ART & SCIENCE SEASON
After a season devoted to contemporary figurative painting in France, then to the links between art and literature, MO.CO. Montpellier Contemporain is this year offering three exhibitions at its two art centres exploring the relationship between art and science. This theme resonates with the history of the city of Montpellier, which has played a major role in teaching, the dissemination of knowledge and scientific research.
At the MO.CO., Éprouver l'inconnu brings together more than a hundred works by some thirty artists, offering an open-ended, porous journey through materials, experiments, disciplines and eras, to put reality - or what we know of it - to the test.
In Chaos Theory (1987), James Gleick reminds us that the development of a scientific theory is often based on the repetition of experiments and the recurrence of an event. An isolated event is therefore considered an error. However, in the research process, serendipity, chance discovery, accident and the acceptance of this hazard open up new paths that were beyond our predictions. In this way, we move from known worlds into the unknown.
Some of the artists in the exhibition Experiencing the Unknown come from scientific backgrounds, while others have worked with scientists or are simply passionate about one of these fields. They all share a common interest in experimenting with the unknown through the diversion of forms and processes.
Mary Maggic's biohacking approach pirates biology with a sense of humour, proposing Do It Yourself methods of extracting oestrogen from our urine as a way of emancipating ourselves from institutions.
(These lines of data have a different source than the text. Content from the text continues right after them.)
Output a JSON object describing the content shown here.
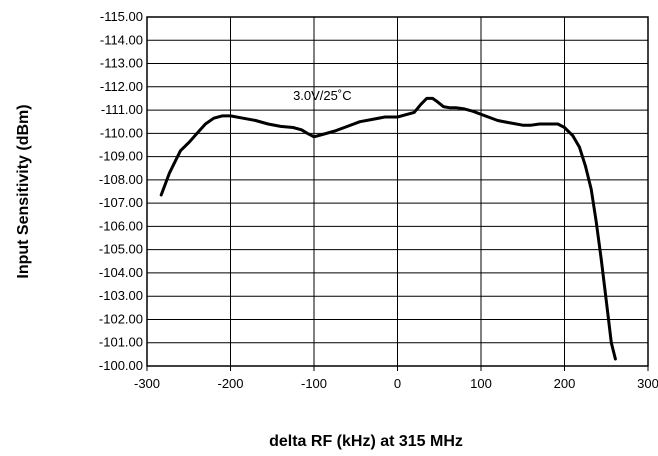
{
  "chart_data": {
    "type": "line",
    "title": "",
    "xlabel": "delta RF (kHz) at 315 MHz",
    "ylabel": "Input Sensitivity (dBm)",
    "xlim": [
      -300,
      300
    ],
    "ylim": [
      -100,
      -115
    ],
    "grid": true,
    "x_ticks": [
      "-300",
      "-200",
      "-100",
      "0",
      "100",
      "200",
      "300"
    ],
    "y_ticks": [
      "-100.00",
      "-101.00",
      "-102.00",
      "-103.00",
      "-104.00",
      "-105.00",
      "-106.00",
      "-107.00",
      "-108.00",
      "-109.00",
      "-110.00",
      "-111.00",
      "-112.00",
      "-113.00",
      "-114.00",
      "-115.00"
    ],
    "annotations": [
      {
        "text": "3.0V/25˚C",
        "x": -90,
        "y": -111.65
      }
    ],
    "series": [
      {
        "x": [
          -283,
          -273,
          -260,
          -250,
          -240,
          -230,
          -220,
          -210,
          -200,
          -185,
          -170,
          -155,
          -140,
          -125,
          -115,
          -108,
          -100,
          -90,
          -75,
          -60,
          -45,
          -30,
          -15,
          0,
          10,
          20,
          28,
          35,
          42,
          48,
          55,
          62,
          70,
          80,
          90,
          105,
          120,
          135,
          150,
          160,
          170,
          180,
          192,
          200,
          210,
          218,
          225,
          232,
          238,
          244,
          250,
          256,
          261
        ],
        "y": [
          -107.35,
          -108.3,
          -109.25,
          -109.6,
          -110.0,
          -110.4,
          -110.65,
          -110.75,
          -110.75,
          -110.65,
          -110.55,
          -110.4,
          -110.3,
          -110.25,
          -110.15,
          -110.0,
          -109.85,
          -109.95,
          -110.1,
          -110.3,
          -110.5,
          -110.6,
          -110.7,
          -110.7,
          -110.8,
          -110.9,
          -111.25,
          -111.5,
          -111.5,
          -111.35,
          -111.15,
          -111.1,
          -111.1,
          -111.05,
          -110.95,
          -110.75,
          -110.55,
          -110.45,
          -110.35,
          -110.35,
          -110.4,
          -110.4,
          -110.4,
          -110.25,
          -109.9,
          -109.4,
          -108.6,
          -107.6,
          -106.2,
          -104.6,
          -102.8,
          -101.0,
          -99.6
        ]
      }
    ]
  }
}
Candice Lin questions the hegemony of Western scientism, contextualising knowledge and materials within the history of domination, through the process of fermenting tea into kombucha. Works produced specifically for the exhibition build bridges between disciplines. For example, a new installation by Roy Köhnke offers a sensual approach to evolution and trans-species relations. Morgan Courtois has designed a series of sculptures smeared with olfactory liquids, like so many portraits and sensory memories of his loved ones, hijacking the processes of the pharmaceutical and perfume industries. Joey Holder takes a speculative approach to zoology, imagining an immersive multi-screen installation with artificial intelligence, playing with our desires for control and our fears.
For this exhibition, the MO.CO. wanted to welcome different generations of artists, from the figure of Bernard Palissy (16th century) to the young international scene (born in the 1990s), including some emblematic figures of contemporary art such as Nam June Paik, Tetsumi Kudo, Kiki Smith and Alina Szapocznikow. Some artists less identified with contemporary art have also joined the exhibition, including Anna Zemánková, Luboš Plný, HR Giger, Victorien Sardou and Emma Kunz.
Finally, the collections of the University of Montpellier underline the power of the cross-fertilisation of knowledge and forms, as well as the importance of the markers of history (discoveries, concepts, objects), which are themselves sometimes doomed to a form of obsolescence.